Pillar Five - Operational Excellence Flashcards Preview

SA-12-The Well Architected Framework > Pillar Five - Operational Excellence > Flashcards

Flashcards in Pillar Five - Operational Excellence Deck (14):

Operational Excellence

  1. Includes operational practices and procedures to manage production workloads
  2. Includes how planned changes are executed, and responses to unexpected events
  3. Recommendation:
    1. Change execution and responses should be automated
    2. All processes and procedures should be documented, tested, and regularly reviewed


Design principles

  1. Perform operations with code
  2. Align operation processes to business objectives (eg. How is operations meeting business needs)
  3. Make regular, small, incremental changes
  4. Test for responses to unexpected events
  5. Learn from operational events and failures
  6. Keep operations procedures current (documentation, runbacks, playbooks, procedures, etc..)

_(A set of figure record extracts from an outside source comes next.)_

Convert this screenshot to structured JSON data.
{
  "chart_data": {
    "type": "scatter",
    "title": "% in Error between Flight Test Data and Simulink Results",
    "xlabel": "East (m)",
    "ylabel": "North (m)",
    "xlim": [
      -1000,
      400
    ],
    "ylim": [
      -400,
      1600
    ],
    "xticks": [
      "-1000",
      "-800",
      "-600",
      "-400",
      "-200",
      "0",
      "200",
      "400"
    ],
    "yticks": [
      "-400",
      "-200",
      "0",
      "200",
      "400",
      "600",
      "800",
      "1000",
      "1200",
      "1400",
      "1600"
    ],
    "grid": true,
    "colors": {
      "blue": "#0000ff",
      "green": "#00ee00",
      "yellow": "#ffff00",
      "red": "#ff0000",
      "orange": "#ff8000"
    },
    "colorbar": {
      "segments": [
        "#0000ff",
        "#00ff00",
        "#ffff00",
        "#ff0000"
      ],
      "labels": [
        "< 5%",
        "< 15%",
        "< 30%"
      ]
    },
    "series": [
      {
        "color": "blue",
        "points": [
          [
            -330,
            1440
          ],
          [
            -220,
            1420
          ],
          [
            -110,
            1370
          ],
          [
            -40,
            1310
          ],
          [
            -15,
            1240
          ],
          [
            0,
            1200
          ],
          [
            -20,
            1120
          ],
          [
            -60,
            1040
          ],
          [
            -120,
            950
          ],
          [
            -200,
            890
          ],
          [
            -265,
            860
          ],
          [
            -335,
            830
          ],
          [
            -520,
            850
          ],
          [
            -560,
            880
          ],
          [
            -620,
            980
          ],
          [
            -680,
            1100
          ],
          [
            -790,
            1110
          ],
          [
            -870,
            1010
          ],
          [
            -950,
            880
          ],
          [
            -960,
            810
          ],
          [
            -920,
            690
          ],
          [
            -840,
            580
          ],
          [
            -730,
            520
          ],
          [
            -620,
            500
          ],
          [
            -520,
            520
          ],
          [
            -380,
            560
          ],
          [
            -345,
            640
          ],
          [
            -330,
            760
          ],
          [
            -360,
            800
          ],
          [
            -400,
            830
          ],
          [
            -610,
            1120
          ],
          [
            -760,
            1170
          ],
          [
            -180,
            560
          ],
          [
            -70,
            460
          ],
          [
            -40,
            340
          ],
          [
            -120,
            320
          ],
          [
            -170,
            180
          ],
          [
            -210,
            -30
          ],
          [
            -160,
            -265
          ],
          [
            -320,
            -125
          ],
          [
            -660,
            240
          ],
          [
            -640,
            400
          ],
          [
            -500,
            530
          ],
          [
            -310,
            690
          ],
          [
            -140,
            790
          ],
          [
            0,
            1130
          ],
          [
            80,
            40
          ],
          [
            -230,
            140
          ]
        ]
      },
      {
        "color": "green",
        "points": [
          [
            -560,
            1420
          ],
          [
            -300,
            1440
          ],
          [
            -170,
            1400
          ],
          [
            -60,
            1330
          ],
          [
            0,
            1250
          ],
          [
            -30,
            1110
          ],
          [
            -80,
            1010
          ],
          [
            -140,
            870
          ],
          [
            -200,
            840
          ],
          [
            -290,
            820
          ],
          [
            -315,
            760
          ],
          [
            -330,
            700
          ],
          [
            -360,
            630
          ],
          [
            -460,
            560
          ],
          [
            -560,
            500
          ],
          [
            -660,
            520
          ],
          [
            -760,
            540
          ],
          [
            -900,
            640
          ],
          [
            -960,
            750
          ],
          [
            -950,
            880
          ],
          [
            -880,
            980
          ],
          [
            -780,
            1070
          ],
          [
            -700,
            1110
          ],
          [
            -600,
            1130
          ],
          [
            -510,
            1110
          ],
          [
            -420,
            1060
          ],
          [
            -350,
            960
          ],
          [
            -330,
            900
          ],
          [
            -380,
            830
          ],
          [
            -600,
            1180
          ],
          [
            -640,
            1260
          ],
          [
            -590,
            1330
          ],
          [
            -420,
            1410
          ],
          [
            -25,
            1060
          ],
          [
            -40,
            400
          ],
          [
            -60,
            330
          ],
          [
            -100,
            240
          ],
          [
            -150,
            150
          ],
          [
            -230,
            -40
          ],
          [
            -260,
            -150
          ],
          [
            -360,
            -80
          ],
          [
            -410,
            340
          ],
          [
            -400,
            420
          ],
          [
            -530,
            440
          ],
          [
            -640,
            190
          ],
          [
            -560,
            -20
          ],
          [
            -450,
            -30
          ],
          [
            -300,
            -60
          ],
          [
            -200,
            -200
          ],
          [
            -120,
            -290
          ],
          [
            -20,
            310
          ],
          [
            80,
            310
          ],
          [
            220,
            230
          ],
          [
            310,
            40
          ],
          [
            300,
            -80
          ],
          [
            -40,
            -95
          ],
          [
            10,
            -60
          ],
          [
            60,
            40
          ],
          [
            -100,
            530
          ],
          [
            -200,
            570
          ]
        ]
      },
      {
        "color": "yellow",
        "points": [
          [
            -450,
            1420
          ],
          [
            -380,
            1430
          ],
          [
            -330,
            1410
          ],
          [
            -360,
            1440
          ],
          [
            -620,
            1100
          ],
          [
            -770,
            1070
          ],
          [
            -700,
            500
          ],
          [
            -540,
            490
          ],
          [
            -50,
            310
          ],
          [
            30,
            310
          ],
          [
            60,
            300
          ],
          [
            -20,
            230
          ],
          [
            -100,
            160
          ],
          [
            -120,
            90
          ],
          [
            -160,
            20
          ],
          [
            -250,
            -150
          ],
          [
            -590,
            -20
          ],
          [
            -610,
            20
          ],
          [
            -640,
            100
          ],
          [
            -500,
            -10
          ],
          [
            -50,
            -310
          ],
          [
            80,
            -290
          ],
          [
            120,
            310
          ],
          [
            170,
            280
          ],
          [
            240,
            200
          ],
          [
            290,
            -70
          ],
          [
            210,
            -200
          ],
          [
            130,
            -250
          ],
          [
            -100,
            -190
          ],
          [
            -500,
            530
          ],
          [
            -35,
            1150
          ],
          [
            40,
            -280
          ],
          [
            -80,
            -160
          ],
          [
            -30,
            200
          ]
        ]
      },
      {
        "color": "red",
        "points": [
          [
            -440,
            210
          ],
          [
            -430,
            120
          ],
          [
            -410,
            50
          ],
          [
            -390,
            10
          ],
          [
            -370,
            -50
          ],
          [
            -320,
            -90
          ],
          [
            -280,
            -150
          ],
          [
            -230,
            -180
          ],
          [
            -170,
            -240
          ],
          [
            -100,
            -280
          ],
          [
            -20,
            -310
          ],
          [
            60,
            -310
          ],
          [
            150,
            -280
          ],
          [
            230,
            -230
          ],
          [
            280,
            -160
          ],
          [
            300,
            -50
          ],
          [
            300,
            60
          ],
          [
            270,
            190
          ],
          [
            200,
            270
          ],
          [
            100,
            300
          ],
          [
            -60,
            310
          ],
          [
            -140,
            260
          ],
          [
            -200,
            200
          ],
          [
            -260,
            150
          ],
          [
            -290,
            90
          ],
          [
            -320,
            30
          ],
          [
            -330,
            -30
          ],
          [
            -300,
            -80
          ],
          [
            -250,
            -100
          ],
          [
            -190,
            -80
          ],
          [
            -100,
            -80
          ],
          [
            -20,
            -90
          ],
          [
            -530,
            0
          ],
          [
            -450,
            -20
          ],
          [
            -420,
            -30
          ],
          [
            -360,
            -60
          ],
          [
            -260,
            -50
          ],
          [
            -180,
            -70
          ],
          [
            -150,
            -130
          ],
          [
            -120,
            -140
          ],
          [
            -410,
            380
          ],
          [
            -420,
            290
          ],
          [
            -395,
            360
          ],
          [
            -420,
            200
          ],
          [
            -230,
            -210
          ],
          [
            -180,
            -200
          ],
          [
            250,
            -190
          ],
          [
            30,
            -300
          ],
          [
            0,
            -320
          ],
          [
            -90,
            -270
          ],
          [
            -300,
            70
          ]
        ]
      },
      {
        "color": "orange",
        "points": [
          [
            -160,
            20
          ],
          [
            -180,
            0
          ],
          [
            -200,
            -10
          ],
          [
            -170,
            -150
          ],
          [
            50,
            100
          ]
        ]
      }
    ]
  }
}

There are three best practice areas for operational excellence in the cloud

  1. Preparation
  2. Operation
  3. Response


Best Practices: Preparation (part 1)

  1. Preparation drives operational excellence
  2. Checklists ensures that workloads are ready for production and prevent mistakes
  3. Workloads should have
    1. Runbacks - which offer guidance that operations teams can refer to for normal tasks
    2. Playbooks - which offer guidance to unexpected events (response plans, escalation paths, and stakeholder notification)
  4. AWS CloudFront
    1. Can be used to ensure environments contain all required resources, and that the configurations are correct based on tested best practices


Best Practices: Preparation (part 2)

  1. Auto Scaling
    1. Provide auto mated scaling mechanisms to respond to business related events that affect operations needs
  2. Tagging
    1. To make sure all resources in a workload can be easily identified when needed during responses
  3. Accurate Documentation
    1. Information can become stale and needs to be updated regularly and tested
    2. Should include:
      1. Application designs
      2. Environment configurations
      3. Resource configurations
      4. Response plans
      5. Mitigation plans


Best Practices: Preparation (part 3)

  1. Deployments
    1. CI / CD pipelines (e.g. source code repository, build systems deployment, testing automation)
    2. Release management - small changes, tested, incremental, & tracked
    3. Roll Back - revert without introducing operational issues or causing operational impact 


Best Practices: Operation

  1. Standardized, manageable, routine basis
  2. Automation, small changes, regular quality assurance testing
  3. Mechanisms to track, audit, roll back, and review changes
  4. Changes should not be large, infrequent, need scheduled downtime, or manual
  5. KPIs should be collected and reviewed
  6. Automation to failures
  7. Avoid manual processes for deployments, release management, changes, rollbacks
  8. Align monitoring to business needs
  9. Avoid ad hoc and non-centralized monitoring


Best Practices: Response

  1. Responses should be automated (mitigation, remediation, rollback, and recovery)
  2. Alerts should be timely, and invoke escalations when automated responses are not enough
  3. QA mechanisms should be in play to automatically roll back failed deployments
  4. Responses should follow a pre-defined playbook
  5. Escalation paths should be defined and include both functional and hierarchical escalation paths
  6. Hierarchical escalations should be automated
  7. Escalated priority should result in stakeholder notifications


AWS Key Services: Preparation

  1. Preparation
    1. AWS Config - provides detailed inventory of your AWS resources, configurations, and continuously records configuration changes
    2. Service Catalog - helps to create a standardized set of service offerings that are aligned to best practices
    3. Designing workloads to use automation with services like Auto Scaling, SQS


AWS Key Services: Operation

  1. Tools to manage and automate code changes to AWS workloads
    1. AWS CodeCommit
    2. AWS CodeDeploy
    3. ASW CodePipeline
  2. Use AWS SDKs to automate operatonal changes
  3. Use AWS CloudTrail to audit and track changes made to AWS environments


AWS Key Services: Response

  1. Response
    1. CloudWatch - for effective automated responses
    2. CloudWatch to set alerting and notification
    3. CloudWatch - to trigger automated response


Questions: Preparation

  1. What best practices for cloud operations are you using?
  2. How are you doing configuration management for your workload?


Questions: Operations

  1. How are you evolving your workload the minimizing the impact of change?
  2. How are you monitoring? 


Questions: Response

  1. How do you respond to unplanned operational events?
  2. How is escalation managed when responding to unplanned operational events?